To someone who is comfortable with social media and writing, my challenges may seem minor, but everyone’s challenges show up in different areas. I feel comfortable talking about sex. Someone who is awkward with sexuality would look at me with admiration for the ease I have in this area. I look at those who are at ease navigating social media with that same admiration.
So, maybe you are someone who wants to have a fun and fulfilling sex life, but have no idea how to get there. An honest, vulnerable conversation about sex can feel scary, awkward and insurmountable. Here’s why.
One is the childhood messages we received from family, religion, and school about sex. There are many, spoken and unspoken such as:
-sex is sinful and only for procreation,
-it’s okay for men to like sex and to have it frequently, but not women,
-women can have premarital sex, but only in a committed relationship,
-women only do it to satisfy the man or to keep him around,
-talking about sex is dirty.
Secondly, these messages define what’s considered to be acceptable and “normal” behavior according to society. So, when a person’s sexuality is NOT within the boundaries of societal norms, which few of us are, shame, guilt, and fear show up in relationships. As Dr. Marty Klein states in his Psychology Today post on March 28, 2018, “Scaring Ourselves Out of Good Sex,” his patients will tell themselves things such as:
“I could never just do that—what if he or she thinks I’m too kinky?
I could never ask for that—what if he or she just does it out of feeling obligated? I could never ask for that—I’d die of embarrassment.
If I don’t have sex (or a special position, or an orgasm), she or he will be disappointed, insulted, hurt, or angry.”

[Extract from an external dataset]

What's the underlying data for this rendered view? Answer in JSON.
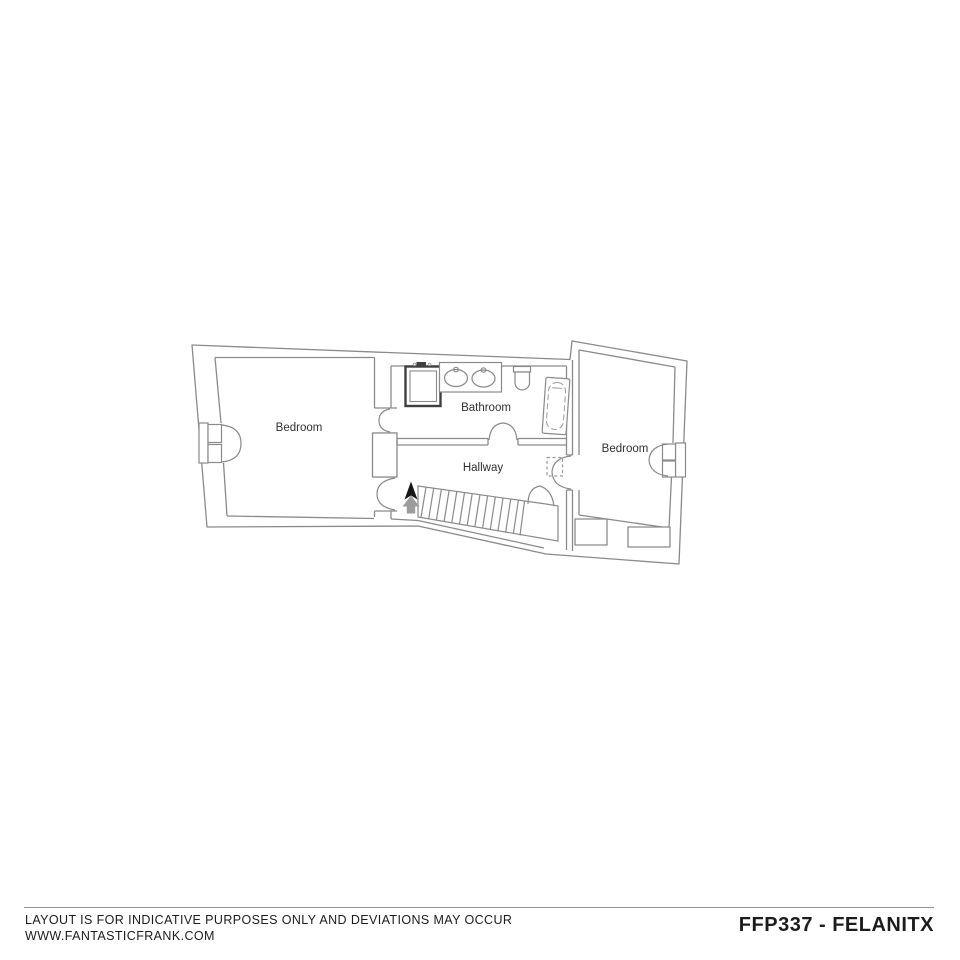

Our avoidance behaviors are driven by underlying messages. My childhood messages created a belief system that drove me to avoid posting and writing my website content. I was born into a strict Catholic family during the 50’s. My mother, a shy and introverted woman, deferred to my father, who took on the role of the authoritarian in the family and who had the “right” opinions. She followed the teachings of the Catholic Church and the traditional women’s role. The Church and my family taught me to be quiet, and a humble parishioner who had no opposing opinions to the ones in charge. In other words, be a “nice” girl. I rarely received accolades because it was believed that would make me “conceited,” which was considered sinful.
Since no one could have opinions expect my dad, I was never taught how to develop an opinion nor defend my ideas. Though I have spent 25 years in personal development and have changed considerable programming about sex, I still have challenges promoting myself and showing my expertise. Posting online got coded as bragging about myself. The thought of this shook my shy, nice Catholic girl to the core, “I could never do that, someone might judge me, think of me as putting on airs, and besides, I don’t have anything worthwhile to say.”
I knew these deep messages could sabotage my new career. As I sat down for my daily mediation, my social media “phobia” arose and I began to cry. A thought came, “Michele, you don’t have to do this alone, you can ask for help.” I looked to my community for expertise to hire. Jen became my social media coach, David, my website builder and my partner, Rick, a writer, helped me craft my website content. In addition, Tish, a former graphic designer, designed my business cards.
I now have people in my life who keep me accountable for posting and keep me on track to make my business successful. I became more confident that I do have a voice and what I have to offer is important. As the old adage goes, “The right tool for the right job, gets the job done easily.” I wasn’t afraid to ask for help from the right people, who gladly came to my assistance.
It’s the same with childhood messages about sex. They drive the avoidance behavior of talking about sex or initiating physical intimacy because it feels too scary. I have found in my personal development, that overcoming these deep-seated beliefs is very difficult to do alone. Just as I asked for support to change my behaviors, help is available to uncover and challenge these powerful messages about sex that keeps one from experiencing a fun and fulfilling sex life. I assist people who desire a more satisfying sexual life, but don’t know how to achieve it. Just as I have learned to become active on social media, you too, can learn to have a more active and fulfilled sex life!